To be given the opportunity to leave home prematurely, enter a home filled with strangers and attend a school that you live at is an opportunity that many don’t have. Essentially no one has it. After doing some research, I found that approximately 0.6% of all Australian students are boarders.
Whilst its closer to 10% of this school, it gives insight into how valued boarding is at SPSC. A tightknit community that attend lessons together, are involved in co-curricular activities together, sleep in the same house, but likely live hundreds or thousands of kilometres away from each other. This vaguely puts into perspective the boarding experience.

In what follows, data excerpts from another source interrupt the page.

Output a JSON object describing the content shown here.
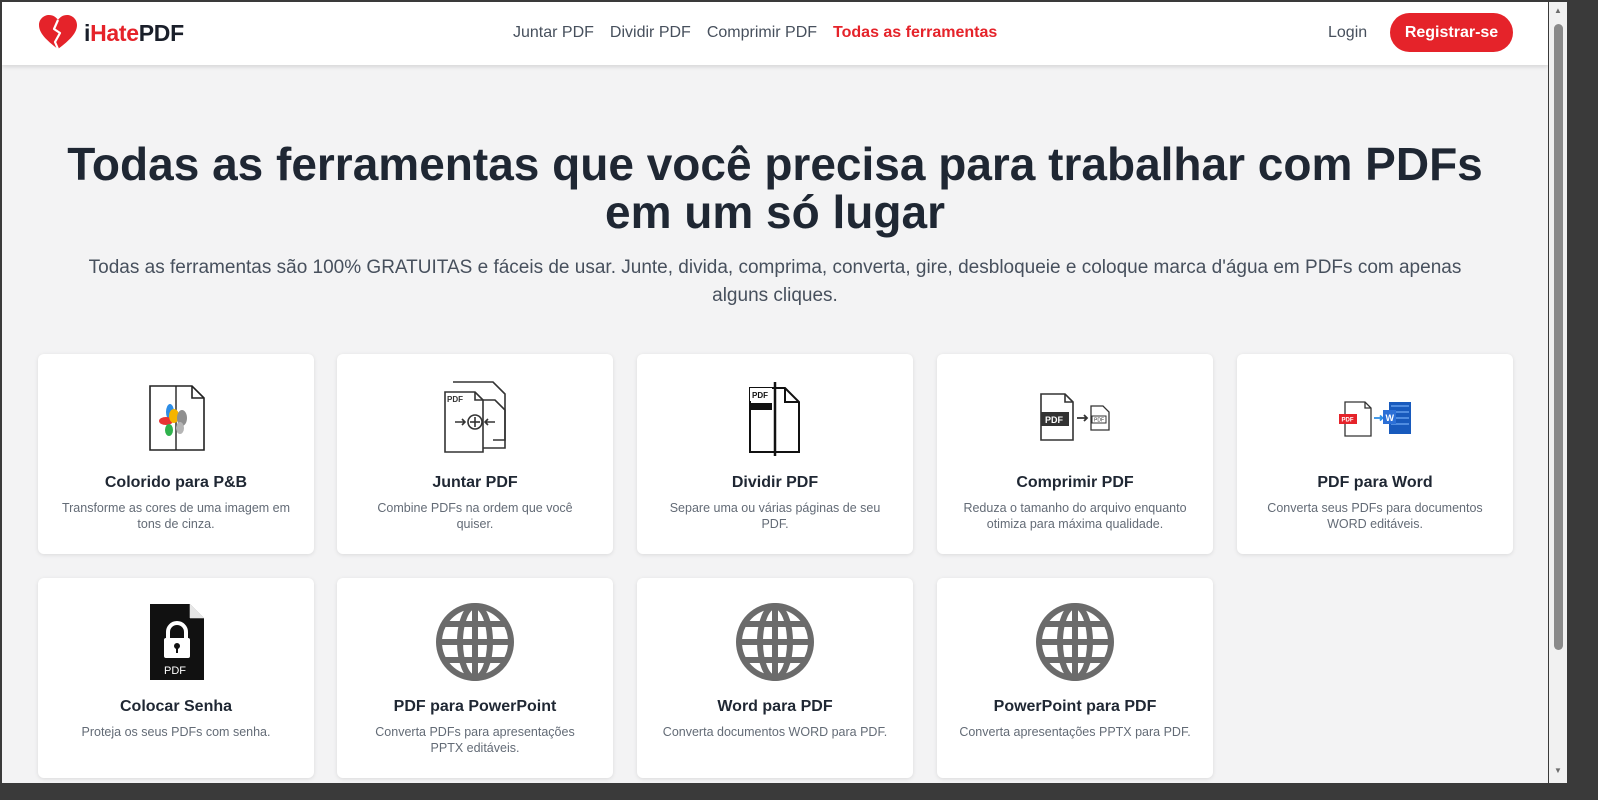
{
  "header": {
    "logo_prefix": "i",
    "logo_hate": "Hate",
    "logo_suffix": "PDF",
    "nav": [
      {
        "label": "Juntar PDF",
        "active": false
      },
      {
        "label": "Dividir PDF",
        "active": false
      },
      {
        "label": "Comprimir PDF",
        "active": false
      },
      {
        "label": "Todas as ferramentas",
        "active": true
      }
    ],
    "login_label": "Login",
    "register_label": "Registrar-se"
  },
  "hero": {
    "title": "Todas as ferramentas que você precisa para trabalhar com PDFs em um só lugar",
    "subtitle": "Todas as ferramentas são 100% GRATUITAS e fáceis de usar. Junte, divida, comprima, converta, gire, desbloqueie e coloque marca d'água em PDFs com apenas alguns cliques."
  },
  "tools": [
    {
      "icon": "grayscale-icon",
      "title": "Colorido para P&B",
      "desc": "Transforme as cores de uma imagem em tons de cinza."
    },
    {
      "icon": "merge-pdf-icon",
      "title": "Juntar PDF",
      "desc": "Combine PDFs na ordem que você quiser."
    },
    {
      "icon": "split-pdf-icon",
      "title": "Dividir PDF",
      "desc": "Separe uma ou várias páginas de seu PDF."
    },
    {
      "icon": "compress-pdf-icon",
      "title": "Comprimir PDF",
      "desc": "Reduza o tamanho do arquivo enquanto otimiza para máxima qualidade."
    },
    {
      "icon": "pdf-to-word-icon",
      "title": "PDF para Word",
      "desc": "Converta seus PDFs para documentos WORD editáveis."
    },
    {
      "icon": "lock-pdf-icon",
      "title": "Colocar Senha",
      "desc": "Proteja os seus PDFs com senha."
    },
    {
      "icon": "globe-icon",
      "title": "PDF para PowerPoint",
      "desc": "Converta PDFs para apresentações PPTX editáveis."
    },
    {
      "icon": "globe-icon",
      "title": "Word para PDF",
      "desc": "Converta documentos WORD para PDF."
    },
    {
      "icon": "globe-icon",
      "title": "PowerPoint para PDF",
      "desc": "Converta apresentações PPTX para PDF."
    }
  ],
  "icon_labels": {
    "pdf": "PDF",
    "word": "W"
  },
  "colors": {
    "brand_red": "#e5232a",
    "text_dark": "#1f2733",
    "page_bg": "#f3f3f4"
  }
}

For some, boarding was a tradition that families are continuing, for others, it was an opportunity put forward to allow them to thrive in an environment away from where they grew up. Either way, every single boarder’s path crosses at this very point; here at St Peter’s College.

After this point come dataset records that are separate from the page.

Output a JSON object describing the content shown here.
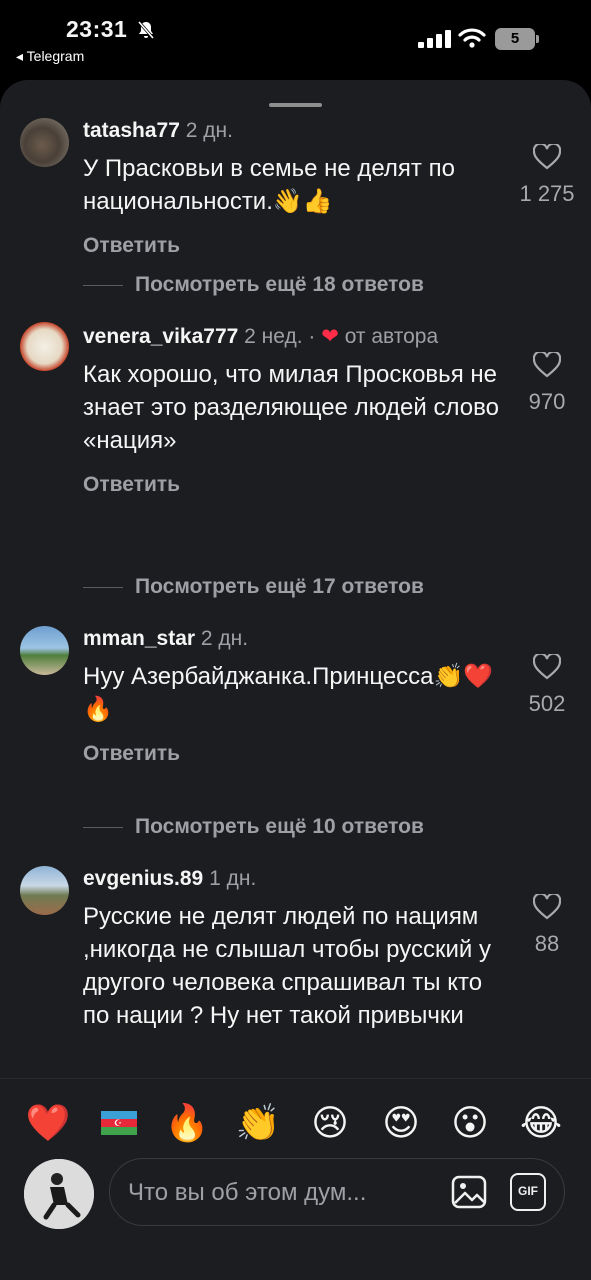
{
  "status_bar": {
    "time": "23:31",
    "back_app": "◂ Telegram",
    "battery": "5"
  },
  "comments": [
    {
      "username": "tatasha77",
      "age": "2 дн.",
      "meta_extra": "",
      "text": "У Прасковьи в семье не делят по национальности.👋👍",
      "likes": "1 275",
      "reply_label": "Ответить",
      "more_replies": "Посмотреть ещё 18 ответов"
    },
    {
      "username": "venera_vika777",
      "age": "2 нед. ·",
      "meta_extra": "от автора",
      "text": "Как хорошо, что милая Просковья не знает это разделяющее людей слово «нация»",
      "likes": "970",
      "reply_label": "Ответить",
      "more_replies": "Посмотреть ещё 17 ответов"
    },
    {
      "username": "mman_star",
      "age": "2 дн.",
      "meta_extra": "",
      "text": "Нуу Азербайджанка.Принцесса👏❤️🔥",
      "likes": "502",
      "reply_label": "Ответить",
      "more_replies": "Посмотреть ещё 10 ответов"
    },
    {
      "username": "evgenius.89",
      "age": "1 дн.",
      "meta_extra": "",
      "text": "Русские не делят людей по нациям ,никогда не слышал чтобы русский у другого человека спрашивал ты кто по нации ? Ну нет такой привычки",
      "likes": "88",
      "reply_label": "",
      "more_replies": ""
    }
  ],
  "quick_reactions": [
    "❤️",
    "🇦🇿",
    "🔥",
    "👏",
    "😢",
    "😍",
    "😮",
    "😂"
  ],
  "composer": {
    "placeholder": "Что вы об этом дум...",
    "gif_label": "GIF"
  },
  "colors": {
    "background": "#000000",
    "sheet": "#1c1d20",
    "muted_text": "#9ea0a5",
    "like_heart": "#ff2d48"
  }
}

National Boarding Week (NBW) functions as an opportunity to recognise this sacrifice, to understand the hardships that may come with attending a new school with no immediate family to lean on after a rough day, and a way to celebrate a community that has been built on hundreds of years of tradition, culture and brotherhood.

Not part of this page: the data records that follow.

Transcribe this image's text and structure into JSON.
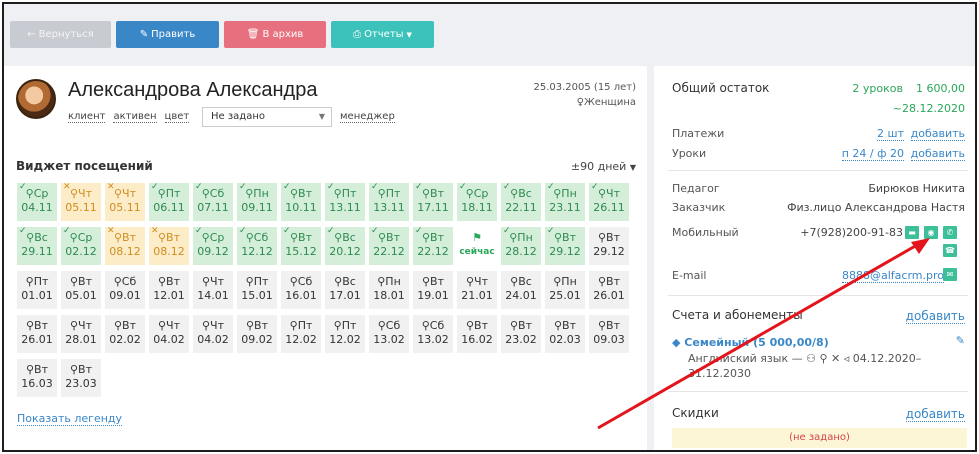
{
  "toolbar": {
    "back_label": "Вернуться",
    "edit_label": "Править",
    "archive_label": "В архив",
    "reports_label": "Отчеты"
  },
  "client": {
    "name": "Александрова Александра",
    "tags": [
      "клиент",
      "активен",
      "цвет"
    ],
    "select_value": "Не задано",
    "manager_label": "менеджер",
    "birth": "25.03.2005 (15 лет)",
    "gender": "Женщина"
  },
  "widget": {
    "title": "Виджет посещений",
    "range": "±90 дней",
    "legend_link": "Показать легенду",
    "rows": [
      [
        {
          "d": "Ср",
          "n": "04.11",
          "s": "green"
        },
        {
          "d": "Чт",
          "n": "05.11",
          "s": "yellow"
        },
        {
          "d": "Чт",
          "n": "05.11",
          "s": "yellow"
        },
        {
          "d": "Пт",
          "n": "06.11",
          "s": "green"
        },
        {
          "d": "Сб",
          "n": "07.11",
          "s": "green"
        },
        {
          "d": "Пн",
          "n": "09.11",
          "s": "green"
        },
        {
          "d": "Вт",
          "n": "10.11",
          "s": "green"
        },
        {
          "d": "Пт",
          "n": "13.11",
          "s": "green"
        },
        {
          "d": "Пт",
          "n": "13.11",
          "s": "green"
        },
        {
          "d": "Вт",
          "n": "17.11",
          "s": "green"
        },
        {
          "d": "Ср",
          "n": "18.11",
          "s": "green"
        },
        {
          "d": "Вс",
          "n": "22.11",
          "s": "green"
        },
        {
          "d": "Пн",
          "n": "23.11",
          "s": "green"
        },
        {
          "d": "Чт",
          "n": "26.11",
          "s": "green"
        }
      ],
      [
        {
          "d": "Вс",
          "n": "29.11",
          "s": "green"
        },
        {
          "d": "Ср",
          "n": "02.12",
          "s": "green"
        },
        {
          "d": "Вт",
          "n": "08.12",
          "s": "yellow"
        },
        {
          "d": "Вт",
          "n": "08.12",
          "s": "yellow"
        },
        {
          "d": "Ср",
          "n": "09.12",
          "s": "green"
        },
        {
          "d": "Сб",
          "n": "12.12",
          "s": "green"
        },
        {
          "d": "Вт",
          "n": "15.12",
          "s": "green"
        },
        {
          "d": "Вс",
          "n": "20.12",
          "s": "green"
        },
        {
          "d": "Вт",
          "n": "22.12",
          "s": "green"
        },
        {
          "d": "Вт",
          "n": "22.12",
          "s": "green"
        },
        {
          "d": "",
          "n": "сейчас",
          "s": "now"
        },
        {
          "d": "Пн",
          "n": "28.12",
          "s": "green"
        },
        {
          "d": "Вт",
          "n": "29.12",
          "s": "green"
        },
        {
          "d": "Вт",
          "n": "29.12",
          "s": "gray"
        }
      ],
      [
        {
          "d": "Пт",
          "n": "01.01",
          "s": "gray"
        },
        {
          "d": "Вт",
          "n": "05.01",
          "s": "gray"
        },
        {
          "d": "Сб",
          "n": "09.01",
          "s": "gray"
        },
        {
          "d": "Вт",
          "n": "12.01",
          "s": "gray"
        },
        {
          "d": "Чт",
          "n": "14.01",
          "s": "gray"
        },
        {
          "d": "Пт",
          "n": "15.01",
          "s": "gray"
        },
        {
          "d": "Сб",
          "n": "16.01",
          "s": "gray"
        },
        {
          "d": "Вс",
          "n": "17.01",
          "s": "gray"
        },
        {
          "d": "Пн",
          "n": "18.01",
          "s": "gray"
        },
        {
          "d": "Вт",
          "n": "19.01",
          "s": "gray"
        },
        {
          "d": "Чт",
          "n": "21.01",
          "s": "gray"
        },
        {
          "d": "Вс",
          "n": "24.01",
          "s": "gray"
        },
        {
          "d": "Пн",
          "n": "25.01",
          "s": "gray"
        },
        {
          "d": "Вт",
          "n": "26.01",
          "s": "gray"
        }
      ],
      [
        {
          "d": "Вт",
          "n": "26.01",
          "s": "gray"
        },
        {
          "d": "Чт",
          "n": "28.01",
          "s": "gray"
        },
        {
          "d": "Вт",
          "n": "02.02",
          "s": "gray"
        },
        {
          "d": "Чт",
          "n": "04.02",
          "s": "gray"
        },
        {
          "d": "Чт",
          "n": "04.02",
          "s": "gray"
        },
        {
          "d": "Вт",
          "n": "09.02",
          "s": "gray"
        },
        {
          "d": "Пт",
          "n": "12.02",
          "s": "gray"
        },
        {
          "d": "Пт",
          "n": "12.02",
          "s": "gray"
        },
        {
          "d": "Сб",
          "n": "13.02",
          "s": "gray"
        },
        {
          "d": "Сб",
          "n": "13.02",
          "s": "gray"
        },
        {
          "d": "Вт",
          "n": "16.02",
          "s": "gray"
        },
        {
          "d": "Вт",
          "n": "23.02",
          "s": "gray"
        },
        {
          "d": "Вт",
          "n": "02.03",
          "s": "gray"
        },
        {
          "d": "Вт",
          "n": "09.03",
          "s": "gray"
        }
      ],
      [
        {
          "d": "Вт",
          "n": "16.03",
          "s": "gray"
        },
        {
          "d": "Вт",
          "n": "23.03",
          "s": "gray"
        }
      ]
    ]
  },
  "summary": {
    "balance_label": "Общий остаток",
    "balance_lessons": "2 уроков",
    "balance_sum": "1 600,00",
    "balance_date": "~28.12.2020",
    "payments_label": "Платежи",
    "payments_value": "2 шт",
    "lessons_label": "Уроки",
    "lessons_value": "п 24 / ф 20",
    "add_label": "добавить"
  },
  "contacts": {
    "teacher_label": "Педагог",
    "teacher_value": "Бирюков Никита",
    "customer_label": "Заказчик",
    "customer_value": "Физ.лицо Александрова Настя",
    "mobile_label": "Мобильный",
    "mobile_value": "+7(928)200-91-83",
    "email_label": "E-mail",
    "email_value": "8888@alfacrm.pro"
  },
  "subscriptions": {
    "title": "Счета и абонементы",
    "add_label": "добавить",
    "plan": "Семейный (5 000,00/8)",
    "course": "Английский язык —",
    "period": "04.12.2020–",
    "period_end": "31.12.2030"
  },
  "discounts": {
    "title": "Скидки",
    "add_label": "добавить",
    "empty": "(не задано)"
  },
  "colors": {
    "accent": "#3a87c8",
    "green": "#2aa65a",
    "annotation_arrow": "#e3141b"
  }
}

Thank you to everyone who has helped make NBW become such a special occasion. Thank you to the staff that took time out of their schedule to visit the boarding house yesterday afternoon, and also to the boys involved in the barbecue and tug of war, for fundraisers going to the Royal Flying Doctor’s Service. We look forward to seeing the visiting SPSC boys in the boarding house for some tours and activities on Friday afternoon, to cap off an amazing week.